Key Areas of Focus:
Enhanced AI Model Integration & Functionality:
YOLOv11 Support: Integration of YOLOv11n and YOLOv11x models for object detection and instance segmentation, including training capabilities.
Multi-Modal Capabilities: Leveraging models like Florence-2 for image captioning and Molmo for behavior analysis.
Ollama Integration: Ability to chat with Ollama models (like llama3.2-vision) for video frame analysis and caption improvement.
CountGD Integration: Introduction of a new CountGD multi-modal counting app, likely focused on counting small objects.
SAM 2.1 as Default: Setting Segment Anything Model (SAM) 2.1 as the default segmentation model.
Improved Prompt Handling: Enhancements in how text prompts are used for segmentation and other AI tasks.
CPU Fallback: Ensuring operations can fall back to CPU if MPS (Apple Silicon GPU) is not supported.
Improved User Interface and Workflow:
Video Management: Introduction of a Video Manager for importing, loading, and deleting videos.
Interactive Flag Table: An enhanced table for managing user-defined flags with start/end button events, checkboxes/icons, and editing capabilities.
Canvas Screenshot Feature: Ability to take screenshots of the annotation canvas.
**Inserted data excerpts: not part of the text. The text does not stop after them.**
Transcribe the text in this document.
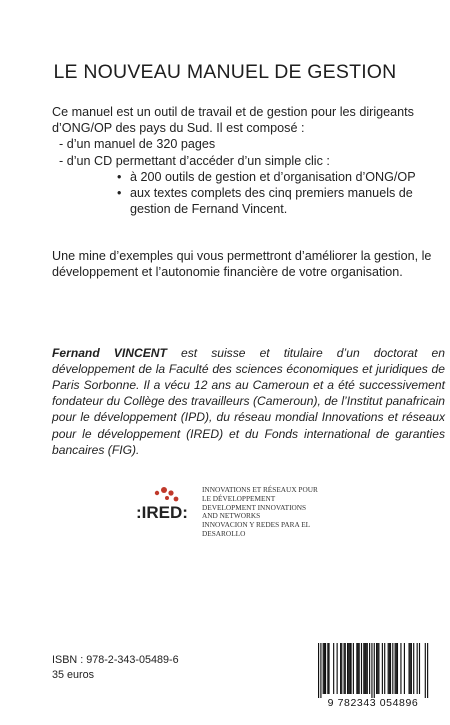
LE NOUVEAU MANUEL DE GESTION

Ce manuel est un outil de travail et de gestion pour les dirigeants

d’ONG/OP des pays du Sud. Il est composé :

- d’un manuel de 320 pages
- d’un CD permettant d’accéder d’un simple clic :
• à 200 outils de gestion et d’organisation d’ONG/OP
• aux textes complets des cinq premiers manuels de gestion de Fernand Vincent.

Une mine d’exemples qui vous permettront d’améliorer la gestion, le développement et l’autonomie financière de votre organisation.

Fernand VINCENT est suisse et titulaire d’un doctorat en développement de la Faculté des sciences économiques et juridiques de Paris Sorbonne. Il a vécu 12 ans au Cameroun et a été successivement fondateur du Collège des travailleurs (Cameroun), de l’Institut panafricain pour le développement (IPD), du réseau mondial Innovations et réseaux pour le développement (IRED) et du Fonds international de garanties bancaires (FIG).

:IRED:
INNOVATIONS ET RÉSEAUX POUR
LE DÉVELOPPEMENT
DEVELOPMENT INNOVATIONS
AND NETWORKS
INNOVACION Y REDES PARA EL
DESAROLLO
ISBN : 978-2-343-05489-6
35 euros
9 782343 054896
Video Frame Navigation: Improvements to navigating video frames.
Behavior Tracking & Analysis: Significant work on behavior analysis features, including:
Loading behavior data with event timestamps.
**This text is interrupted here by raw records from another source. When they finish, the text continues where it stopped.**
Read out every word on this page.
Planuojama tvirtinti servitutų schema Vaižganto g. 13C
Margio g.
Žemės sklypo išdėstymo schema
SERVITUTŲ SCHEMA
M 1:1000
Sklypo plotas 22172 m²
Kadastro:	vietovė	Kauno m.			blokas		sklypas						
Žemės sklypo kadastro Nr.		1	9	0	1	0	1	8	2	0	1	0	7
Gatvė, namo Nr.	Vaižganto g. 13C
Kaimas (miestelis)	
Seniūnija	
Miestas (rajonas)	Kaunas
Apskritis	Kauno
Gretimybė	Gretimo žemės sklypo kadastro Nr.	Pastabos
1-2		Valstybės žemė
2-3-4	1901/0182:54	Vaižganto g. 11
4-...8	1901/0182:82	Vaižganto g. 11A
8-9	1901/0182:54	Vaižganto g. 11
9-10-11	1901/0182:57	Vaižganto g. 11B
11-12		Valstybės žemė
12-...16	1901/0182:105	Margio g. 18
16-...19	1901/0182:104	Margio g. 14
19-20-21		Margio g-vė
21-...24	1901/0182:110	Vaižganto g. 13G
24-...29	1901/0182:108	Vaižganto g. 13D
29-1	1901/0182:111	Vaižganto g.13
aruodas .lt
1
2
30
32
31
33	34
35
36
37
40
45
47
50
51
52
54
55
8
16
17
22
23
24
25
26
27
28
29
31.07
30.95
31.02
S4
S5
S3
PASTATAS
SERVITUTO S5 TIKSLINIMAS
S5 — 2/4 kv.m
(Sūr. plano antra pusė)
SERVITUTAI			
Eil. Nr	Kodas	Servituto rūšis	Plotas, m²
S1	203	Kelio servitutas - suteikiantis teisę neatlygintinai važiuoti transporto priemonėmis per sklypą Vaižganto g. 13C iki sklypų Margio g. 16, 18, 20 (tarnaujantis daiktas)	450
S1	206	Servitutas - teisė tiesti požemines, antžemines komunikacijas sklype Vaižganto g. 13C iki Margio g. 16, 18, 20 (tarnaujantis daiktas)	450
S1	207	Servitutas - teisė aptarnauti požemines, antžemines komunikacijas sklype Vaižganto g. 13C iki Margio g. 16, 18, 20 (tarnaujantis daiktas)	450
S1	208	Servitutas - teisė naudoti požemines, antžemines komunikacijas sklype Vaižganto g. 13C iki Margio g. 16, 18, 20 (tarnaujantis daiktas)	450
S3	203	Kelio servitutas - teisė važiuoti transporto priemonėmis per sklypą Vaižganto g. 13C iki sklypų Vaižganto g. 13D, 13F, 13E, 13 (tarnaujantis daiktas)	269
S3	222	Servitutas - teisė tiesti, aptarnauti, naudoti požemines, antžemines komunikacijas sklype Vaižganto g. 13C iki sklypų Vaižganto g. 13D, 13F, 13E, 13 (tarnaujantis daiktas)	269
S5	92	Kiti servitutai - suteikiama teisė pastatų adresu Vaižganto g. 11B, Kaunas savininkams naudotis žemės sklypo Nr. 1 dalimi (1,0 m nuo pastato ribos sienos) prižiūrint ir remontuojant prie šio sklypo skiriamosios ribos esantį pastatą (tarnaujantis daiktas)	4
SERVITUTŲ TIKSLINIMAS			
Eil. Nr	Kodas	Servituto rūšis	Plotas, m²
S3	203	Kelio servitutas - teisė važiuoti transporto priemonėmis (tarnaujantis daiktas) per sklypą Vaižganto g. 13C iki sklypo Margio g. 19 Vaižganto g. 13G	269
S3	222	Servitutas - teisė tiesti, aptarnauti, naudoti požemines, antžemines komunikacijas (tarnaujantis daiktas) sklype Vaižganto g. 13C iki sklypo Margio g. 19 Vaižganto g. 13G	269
Creating ethograms for visualizing behavior.
Behavior tracking with defined ranges.
A BehaviorDataset class for PyTorch integration.
Behavior classification models using Transformers and CLIP.
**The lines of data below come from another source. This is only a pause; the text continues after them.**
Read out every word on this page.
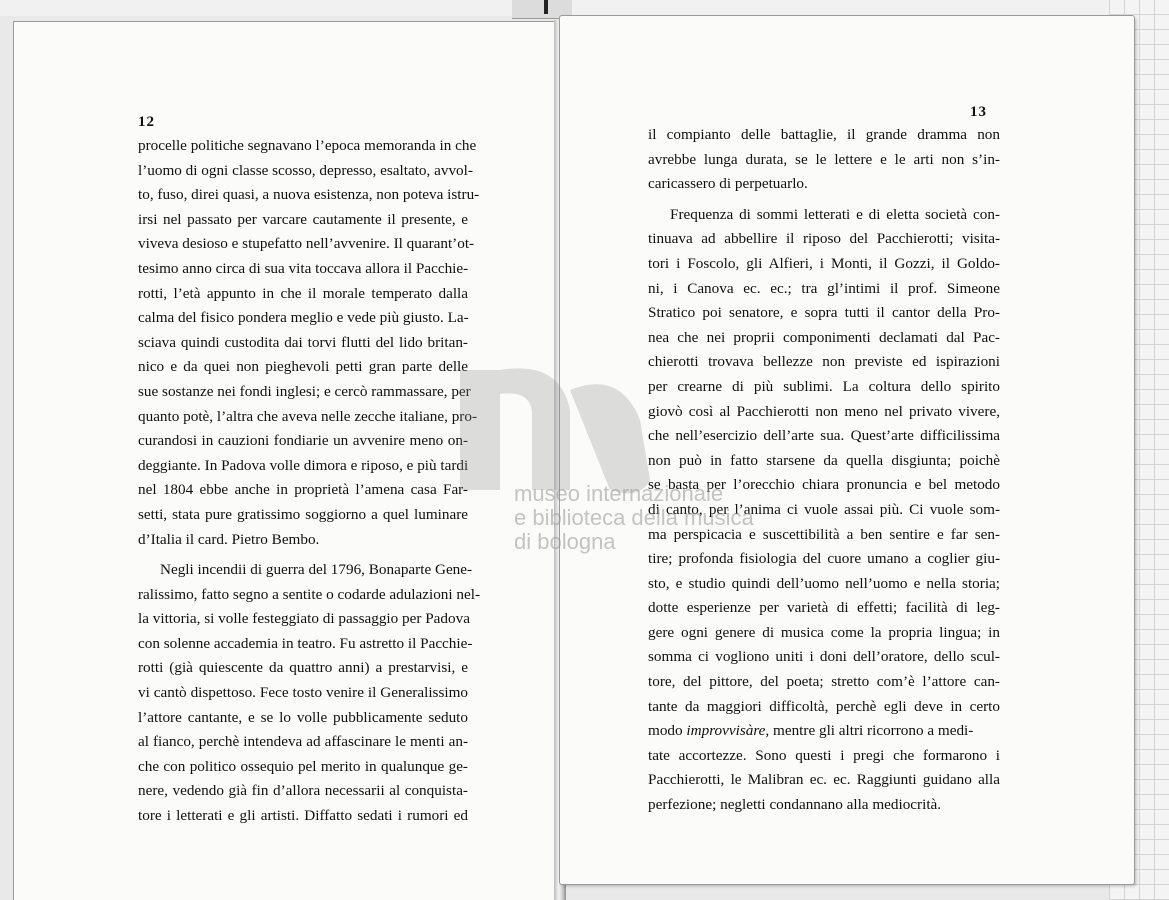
12
procelle politiche segnavano l’epoca memoranda in che
l’uomo di ogni classe scosso, depresso, esaltato, avvol-
to, fuso, direi quasi, a nuova esistenza, non poteva istru-
irsi nel passato per varcare cautamente il presente, e
viveva desioso e stupefatto nell’avvenire. Il quarant’ot-
tesimo anno circa di sua vita toccava allora il Pacchie-
rotti, l’età appunto in che il morale temperato dalla
calma del fisico pondera meglio e vede più giusto. La-
sciava quindi custodita dai torvi flutti del lido britan-
nico e da quei non pieghevoli petti gran parte delle
sue sostanze nei fondi inglesi; e cercò rammassare, per
quanto potè, l’altra che aveva nelle zecche italiane, pro-
curandosi in cauzioni fondiarie un avvenire meno on-
deggiante. In Padova volle dimora e riposo, e più tardi
nel 1804 ebbe anche in proprietà l’amena casa Far-
setti, stata pure gratissimo soggiorno a quel luminare
d’Italia il card. Pietro Bembo.
Negli incendii di guerra del 1796, Bonaparte Gene-
ralissimo, fatto segno a sentite o codarde adulazioni nel-
la vittoria, si volle festeggiato di passaggio per Padova
con solenne accademia in teatro. Fu astretto il Pacchie-
rotti (già quiescente da quattro anni) a prestarvisi, e
vi cantò dispettoso. Fece tosto venire il Generalissimo
l’attore cantante, e se lo volle pubblicamente seduto
al fianco, perchè intendeva ad affascinare le menti an-
che con politico ossequio pel merito in qualunque ge-
nere, vedendo già fin d’allora necessarii al conquista-
tore i letterati e gli artisti. Diffatto sedati i rumori ed
13
il compianto delle battaglie, il grande dramma non
avrebbe lunga durata, se le lettere e le arti non s’in-
caricassero di perpetuarlo.
Frequenza di sommi letterati e di eletta società con-
tinuava ad abbellire il riposo del Pacchierotti; visita-
tori i Foscolo, gli Alfieri, i Monti, il Gozzi, il Goldo-
ni, i Canova ec. ec.; tra gl’intimi il prof. Simeone
Stratico poi senatore, e sopra tutti il cantor della Pro-
nea che nei proprii componimenti declamati dal Pac-
chierotti trovava bellezze non previste ed ispirazioni
per crearne di più sublimi. La coltura dello spirito
giovò così al Pacchierotti non meno nel privato vivere,
che nell’esercizio dell’arte sua. Quest’arte difficilissima
non può in fatto starsene da quella disgiunta; poichè
se basta per l’orecchio chiara pronuncia e bel metodo
di canto, per l’anima ci vuole assai più. Ci vuole som-
ma perspicacia e suscettibilità a ben sentire e far sen-
tire; profonda fisiologia del cuore umano a coglier giu-
sto, e studio quindi dell’uomo nell’uomo e nella storia;
dotte esperienze per varietà di effetti; facilità di leg-
gere ogni genere di musica come la propria lingua; in
somma ci vogliono uniti i doni dell’oratore, dello scul-
tore, del pittore, del poeta; stretto com’è l’attore can-
tante da maggiori difficoltà, perchè egli deve in certo
modo improvvisàre, mentre gli altri ricorrono a medi-
tate accortezze. Sono questi i pregi che formarono i
Pacchierotti, le Malibran ec. ec. Raggiunti guidano alla
perfezione; negletti condannano alla mediocrità.
museo internazionale
e biblioteca della musica
di bologna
Behavior evaluation modules.
LanceDB Integration: Implementation of LanceDB for image indexing and video frame search.
Recording Widget: Added a widget for video recording functionality.
Improved Caption Handling: Displaying video frame captions in a text edit widget and adding an "Improve Caption" feature using Ollama.
Data Handling & Conversion:
LabelMe to YOLO Conversion: Functionality to convert annotations between LabelMe and YOLO formats.
JSON to CSV Conversion: Added a dialog for converting LabelMe JSON files to CSV.
DAVIS Dataset Conversion: Scripts for converting DAVIS datasets.
Keypoint Extraction: Features to extract and save keypoints from JSON files.
Video Clips Dataset Handling: Support for working with video clips as datasets.
Performance & Stability:
Decord Integration: Utilizing decord for faster random frame access.
Asynchronous Frame Loading: Implementing asynchronous loading for long videos.
Memory Optimizations: Improvements in video frame loading and storage.
Batching for Inference: Writing prediction results to JSON in batches for long videos.
Bug Fixes: Several fixes addressing issues like ONNX reshape errors, caption handling, and MPS support.
Documentation & Tutorials:
Updates to the README and Jupyter Book documentation.
A Colab notebook for YOLOv11 instance segmentation.
Tutorials for converting SLEAP keypoints and labeling for place preference.